Сухогруз прошел совсем близко, так, что волна от него достала до яхты «Николь» и резко ударила в борт.

– О-ля-ля! – вскрикнула Николь и ухватилась за Марию и за Улю, которые стояли рядом с нею на палубе, наслаждаясь морем, свежим воздухом, неярким осенним солнцем. Николь покрепче обняла своих спутниц за талии и вдруг сказала: – А мы, как три сестры. Если я сестра Мари, а Мари сестра Ули, то, значит, и Уля моя сестра, правильно?!

– Логично, – засмеялась Мария, уже отошедшая от своего полуобморочного состояния, взявшая себя в руки. – Да, три сестры! Теперь мы сила!

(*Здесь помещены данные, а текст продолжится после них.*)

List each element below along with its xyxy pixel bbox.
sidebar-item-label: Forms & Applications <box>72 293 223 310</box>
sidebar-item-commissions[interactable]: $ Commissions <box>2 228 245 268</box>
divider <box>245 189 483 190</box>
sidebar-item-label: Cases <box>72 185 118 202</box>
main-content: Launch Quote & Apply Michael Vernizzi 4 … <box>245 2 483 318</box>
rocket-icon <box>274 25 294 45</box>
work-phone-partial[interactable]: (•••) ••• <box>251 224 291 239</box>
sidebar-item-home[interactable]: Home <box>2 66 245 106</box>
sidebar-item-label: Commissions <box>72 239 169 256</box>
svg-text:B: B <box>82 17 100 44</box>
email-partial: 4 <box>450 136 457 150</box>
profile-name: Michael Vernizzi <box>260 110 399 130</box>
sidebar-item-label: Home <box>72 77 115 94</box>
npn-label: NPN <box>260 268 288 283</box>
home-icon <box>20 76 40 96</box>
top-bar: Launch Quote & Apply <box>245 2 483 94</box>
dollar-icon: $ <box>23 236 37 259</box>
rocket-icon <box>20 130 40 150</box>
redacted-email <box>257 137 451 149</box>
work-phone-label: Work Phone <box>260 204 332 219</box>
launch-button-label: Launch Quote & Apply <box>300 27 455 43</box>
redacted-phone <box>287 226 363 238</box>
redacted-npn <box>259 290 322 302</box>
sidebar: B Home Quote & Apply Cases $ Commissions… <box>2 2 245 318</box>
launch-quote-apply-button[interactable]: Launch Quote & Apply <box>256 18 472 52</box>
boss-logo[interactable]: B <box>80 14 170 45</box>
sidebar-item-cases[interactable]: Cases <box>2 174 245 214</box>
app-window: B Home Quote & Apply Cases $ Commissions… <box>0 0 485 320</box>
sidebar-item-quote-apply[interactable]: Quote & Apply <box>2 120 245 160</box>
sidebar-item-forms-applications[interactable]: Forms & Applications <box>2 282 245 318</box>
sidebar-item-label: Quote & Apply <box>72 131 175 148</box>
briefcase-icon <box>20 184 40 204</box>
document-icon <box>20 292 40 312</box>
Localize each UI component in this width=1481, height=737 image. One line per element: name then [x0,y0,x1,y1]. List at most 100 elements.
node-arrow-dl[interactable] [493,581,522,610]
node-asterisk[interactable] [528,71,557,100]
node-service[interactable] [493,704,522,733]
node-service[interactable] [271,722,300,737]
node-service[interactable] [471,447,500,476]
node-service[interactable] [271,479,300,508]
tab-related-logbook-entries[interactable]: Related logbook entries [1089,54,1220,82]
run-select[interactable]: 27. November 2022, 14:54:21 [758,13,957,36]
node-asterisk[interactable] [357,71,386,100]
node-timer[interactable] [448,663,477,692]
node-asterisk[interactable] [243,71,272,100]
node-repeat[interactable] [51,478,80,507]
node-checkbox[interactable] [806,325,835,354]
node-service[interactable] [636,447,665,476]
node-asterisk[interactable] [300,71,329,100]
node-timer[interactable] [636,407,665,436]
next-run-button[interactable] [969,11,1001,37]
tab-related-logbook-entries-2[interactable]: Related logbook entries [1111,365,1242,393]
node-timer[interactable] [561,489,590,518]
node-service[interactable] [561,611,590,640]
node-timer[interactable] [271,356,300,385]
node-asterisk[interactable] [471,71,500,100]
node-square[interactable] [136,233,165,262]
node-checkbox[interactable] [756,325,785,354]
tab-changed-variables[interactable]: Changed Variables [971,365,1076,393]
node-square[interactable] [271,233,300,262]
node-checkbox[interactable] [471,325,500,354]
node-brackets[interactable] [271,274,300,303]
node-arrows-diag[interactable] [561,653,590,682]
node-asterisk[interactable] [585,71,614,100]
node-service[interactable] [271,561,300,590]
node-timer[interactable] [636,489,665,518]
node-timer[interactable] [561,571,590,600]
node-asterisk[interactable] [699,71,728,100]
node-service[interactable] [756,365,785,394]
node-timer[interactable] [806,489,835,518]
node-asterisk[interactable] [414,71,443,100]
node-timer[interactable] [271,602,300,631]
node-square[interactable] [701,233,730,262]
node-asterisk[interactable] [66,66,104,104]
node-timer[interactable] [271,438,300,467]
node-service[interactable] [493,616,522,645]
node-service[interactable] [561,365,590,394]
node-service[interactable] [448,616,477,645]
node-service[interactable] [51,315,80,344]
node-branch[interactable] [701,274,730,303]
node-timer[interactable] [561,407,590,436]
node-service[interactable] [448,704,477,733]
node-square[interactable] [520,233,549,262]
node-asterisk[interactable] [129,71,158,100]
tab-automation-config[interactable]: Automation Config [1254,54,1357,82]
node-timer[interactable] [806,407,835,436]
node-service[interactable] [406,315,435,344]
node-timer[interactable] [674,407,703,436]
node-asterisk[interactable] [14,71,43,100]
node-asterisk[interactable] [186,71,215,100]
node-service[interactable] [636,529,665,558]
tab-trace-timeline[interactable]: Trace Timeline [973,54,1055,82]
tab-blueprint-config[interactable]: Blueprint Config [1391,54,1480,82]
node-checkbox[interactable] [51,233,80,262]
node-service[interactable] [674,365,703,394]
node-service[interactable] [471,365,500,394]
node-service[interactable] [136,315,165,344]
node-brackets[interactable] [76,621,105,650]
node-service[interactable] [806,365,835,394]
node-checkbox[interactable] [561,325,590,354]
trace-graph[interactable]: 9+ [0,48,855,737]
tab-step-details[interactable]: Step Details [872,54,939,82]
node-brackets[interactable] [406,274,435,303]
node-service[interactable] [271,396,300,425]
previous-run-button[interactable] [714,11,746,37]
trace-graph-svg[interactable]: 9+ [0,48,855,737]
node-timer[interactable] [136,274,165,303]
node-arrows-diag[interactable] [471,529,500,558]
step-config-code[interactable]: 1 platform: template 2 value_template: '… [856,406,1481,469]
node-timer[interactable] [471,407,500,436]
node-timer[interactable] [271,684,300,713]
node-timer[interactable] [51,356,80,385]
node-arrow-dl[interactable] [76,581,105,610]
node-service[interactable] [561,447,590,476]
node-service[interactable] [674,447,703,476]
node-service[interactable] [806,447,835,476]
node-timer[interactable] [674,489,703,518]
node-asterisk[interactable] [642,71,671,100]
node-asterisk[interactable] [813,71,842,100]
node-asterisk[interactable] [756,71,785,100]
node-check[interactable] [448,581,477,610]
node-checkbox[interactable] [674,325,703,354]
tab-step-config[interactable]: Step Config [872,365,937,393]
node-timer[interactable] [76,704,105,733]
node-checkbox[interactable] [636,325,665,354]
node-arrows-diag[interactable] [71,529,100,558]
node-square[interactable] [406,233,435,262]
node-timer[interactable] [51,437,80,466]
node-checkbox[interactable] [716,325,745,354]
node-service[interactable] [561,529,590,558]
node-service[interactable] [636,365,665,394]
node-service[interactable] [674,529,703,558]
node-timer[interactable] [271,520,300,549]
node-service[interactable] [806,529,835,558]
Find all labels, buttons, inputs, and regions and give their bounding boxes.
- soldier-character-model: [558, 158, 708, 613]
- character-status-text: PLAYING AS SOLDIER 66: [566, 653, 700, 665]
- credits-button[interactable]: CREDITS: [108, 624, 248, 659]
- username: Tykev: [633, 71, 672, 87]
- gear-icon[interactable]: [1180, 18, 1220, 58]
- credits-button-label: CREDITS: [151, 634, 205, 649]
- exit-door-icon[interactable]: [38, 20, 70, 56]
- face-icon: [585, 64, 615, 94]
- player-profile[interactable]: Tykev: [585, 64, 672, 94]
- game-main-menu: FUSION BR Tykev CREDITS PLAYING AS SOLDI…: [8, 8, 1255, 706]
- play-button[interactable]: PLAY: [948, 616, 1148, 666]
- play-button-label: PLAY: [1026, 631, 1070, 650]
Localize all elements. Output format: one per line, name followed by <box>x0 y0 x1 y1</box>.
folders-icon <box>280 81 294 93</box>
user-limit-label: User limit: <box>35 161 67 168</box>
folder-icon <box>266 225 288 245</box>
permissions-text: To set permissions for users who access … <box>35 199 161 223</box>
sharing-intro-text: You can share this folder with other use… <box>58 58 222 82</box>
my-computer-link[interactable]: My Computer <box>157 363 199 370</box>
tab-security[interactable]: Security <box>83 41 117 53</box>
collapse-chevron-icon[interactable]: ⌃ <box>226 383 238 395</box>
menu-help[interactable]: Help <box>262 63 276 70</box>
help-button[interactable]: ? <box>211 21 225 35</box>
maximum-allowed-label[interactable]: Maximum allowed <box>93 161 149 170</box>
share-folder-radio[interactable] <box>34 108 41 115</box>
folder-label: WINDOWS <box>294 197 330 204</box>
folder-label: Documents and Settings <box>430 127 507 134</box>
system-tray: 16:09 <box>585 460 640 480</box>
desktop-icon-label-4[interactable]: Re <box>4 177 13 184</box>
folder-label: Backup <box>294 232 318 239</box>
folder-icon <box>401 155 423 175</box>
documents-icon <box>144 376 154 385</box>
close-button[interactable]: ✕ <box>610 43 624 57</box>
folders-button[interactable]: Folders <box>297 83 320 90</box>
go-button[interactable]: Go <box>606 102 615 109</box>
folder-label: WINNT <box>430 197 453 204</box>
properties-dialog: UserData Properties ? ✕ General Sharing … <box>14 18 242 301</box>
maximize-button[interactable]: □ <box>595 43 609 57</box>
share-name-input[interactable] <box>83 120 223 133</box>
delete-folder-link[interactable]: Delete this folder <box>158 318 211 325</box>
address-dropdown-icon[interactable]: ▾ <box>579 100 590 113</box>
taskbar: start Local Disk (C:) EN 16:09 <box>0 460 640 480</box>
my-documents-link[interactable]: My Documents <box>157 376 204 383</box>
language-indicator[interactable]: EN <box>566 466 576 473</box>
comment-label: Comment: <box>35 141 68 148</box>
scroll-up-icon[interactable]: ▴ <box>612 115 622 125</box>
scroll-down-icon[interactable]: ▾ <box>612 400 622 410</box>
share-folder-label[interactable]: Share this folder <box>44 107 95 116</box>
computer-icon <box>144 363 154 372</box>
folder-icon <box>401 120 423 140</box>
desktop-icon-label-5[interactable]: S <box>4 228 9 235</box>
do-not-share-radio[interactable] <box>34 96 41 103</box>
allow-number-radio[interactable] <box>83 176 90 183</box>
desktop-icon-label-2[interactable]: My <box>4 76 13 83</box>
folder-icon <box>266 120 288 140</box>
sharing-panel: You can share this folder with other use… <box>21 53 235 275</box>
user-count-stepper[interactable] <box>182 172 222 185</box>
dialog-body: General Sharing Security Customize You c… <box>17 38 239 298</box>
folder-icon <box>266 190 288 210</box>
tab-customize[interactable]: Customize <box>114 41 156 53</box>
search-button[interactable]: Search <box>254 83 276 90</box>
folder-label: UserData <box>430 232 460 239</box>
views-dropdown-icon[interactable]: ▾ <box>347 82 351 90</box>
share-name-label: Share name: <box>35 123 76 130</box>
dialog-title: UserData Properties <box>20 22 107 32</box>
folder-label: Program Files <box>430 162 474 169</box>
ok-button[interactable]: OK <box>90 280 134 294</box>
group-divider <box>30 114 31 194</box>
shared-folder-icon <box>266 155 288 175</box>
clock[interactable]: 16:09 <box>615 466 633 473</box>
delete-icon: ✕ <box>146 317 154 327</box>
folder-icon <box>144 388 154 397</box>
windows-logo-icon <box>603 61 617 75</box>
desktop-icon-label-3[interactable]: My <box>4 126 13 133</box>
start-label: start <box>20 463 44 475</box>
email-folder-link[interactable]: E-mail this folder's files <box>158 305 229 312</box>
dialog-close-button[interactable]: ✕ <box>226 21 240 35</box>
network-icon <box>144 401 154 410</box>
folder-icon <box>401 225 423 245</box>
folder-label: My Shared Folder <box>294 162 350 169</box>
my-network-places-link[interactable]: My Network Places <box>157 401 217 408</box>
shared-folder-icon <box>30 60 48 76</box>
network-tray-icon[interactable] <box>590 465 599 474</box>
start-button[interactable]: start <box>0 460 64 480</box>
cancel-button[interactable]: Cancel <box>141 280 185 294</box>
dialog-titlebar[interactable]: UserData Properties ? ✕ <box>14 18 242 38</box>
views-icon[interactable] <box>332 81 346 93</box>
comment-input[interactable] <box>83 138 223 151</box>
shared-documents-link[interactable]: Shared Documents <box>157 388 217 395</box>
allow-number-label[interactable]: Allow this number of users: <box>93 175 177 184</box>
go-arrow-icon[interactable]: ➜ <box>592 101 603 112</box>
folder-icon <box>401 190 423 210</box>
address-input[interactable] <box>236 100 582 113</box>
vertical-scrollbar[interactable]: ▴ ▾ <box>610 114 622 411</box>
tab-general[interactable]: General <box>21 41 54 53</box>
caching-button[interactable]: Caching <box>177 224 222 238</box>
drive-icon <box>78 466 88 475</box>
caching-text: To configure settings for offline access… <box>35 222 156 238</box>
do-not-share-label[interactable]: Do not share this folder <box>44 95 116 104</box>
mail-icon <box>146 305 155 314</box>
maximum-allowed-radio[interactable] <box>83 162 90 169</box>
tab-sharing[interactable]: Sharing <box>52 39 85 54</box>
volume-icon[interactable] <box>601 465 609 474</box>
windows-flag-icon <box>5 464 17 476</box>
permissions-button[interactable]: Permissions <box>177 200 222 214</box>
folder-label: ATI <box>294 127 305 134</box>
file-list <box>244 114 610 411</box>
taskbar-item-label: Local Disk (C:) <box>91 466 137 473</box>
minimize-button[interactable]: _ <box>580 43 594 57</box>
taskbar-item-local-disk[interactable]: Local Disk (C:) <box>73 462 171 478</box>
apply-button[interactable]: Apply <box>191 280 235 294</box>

– Да! – подхватила Николь. – Мы – сила! – Глаза ее загорелись, щеки разрумянились, ей очень нравилось быть старшей среди трех сестер. – Да-да-да, – продолжала Николь. – Помнишь, Мари, как ты играла в пьесе про трех сестер и про русских военных. Одна сестра была в синем платье, вторая в черном, а ты в белом. Вы играли во рву форта Джебель-Кебир. И маршал Петен смотрел тот спектакль.

– «Три сестры» – это пьеса Чехова, – сказала Мария.

– Может быть, – отвечала Николь, – я не запоминаю ваши русские фамилии, по-моему, они все у вас одинаковые.

– Ну, еще чего! – вдруг вступила в разговор Уля, до этого стеснявшаяся Николь. – Это так кажется. Например, нам ведь кажется, что все китайцы на одно лицо, а китайцам, что все европейцы.

– Как ты была прекрасна в белом! – поворачиваясь лицом к Марии, восторженно произнесла Николь. – О, как ты была свежа и прекрасна! И он, русский адмирал, был прекрасен, – вспомнила Николь адмирала дядю Пашу, распятого на сцене между чеховскими сестрами Машей и Ириной – между его женой Дарьей, в черном платье, и Марией, в белом.

Мария тоже вспомнила дядю Пашу, но не остро, а как-то так, фоном, хотя и подумала: «Наверное, я люблю его до сих пор? Наверное. Несмотря ни на что…» В последней полуфразе она имела в виду, конечно же, юного Михаила, который стал для нее наваждением…

Море расстилалось спокойное, ровное на многие километры вокруг, и было видно далеко в глубину… А может быть, так лишь казалось Марии оттого, что она всматривалась в толщу вод не одними только глазами, а и всей душой: «Где-то там плавает ее Михаил… и ее ли? А море какое большое, а какая толща воды, а сколько там живет рыб, моллюсков и всякого прочего водяного народа, сколько подводных скал, рифов, впадин, и среди всего этого подводного царства плавает в железном ящике ее царевич… Господи, помоги ему!»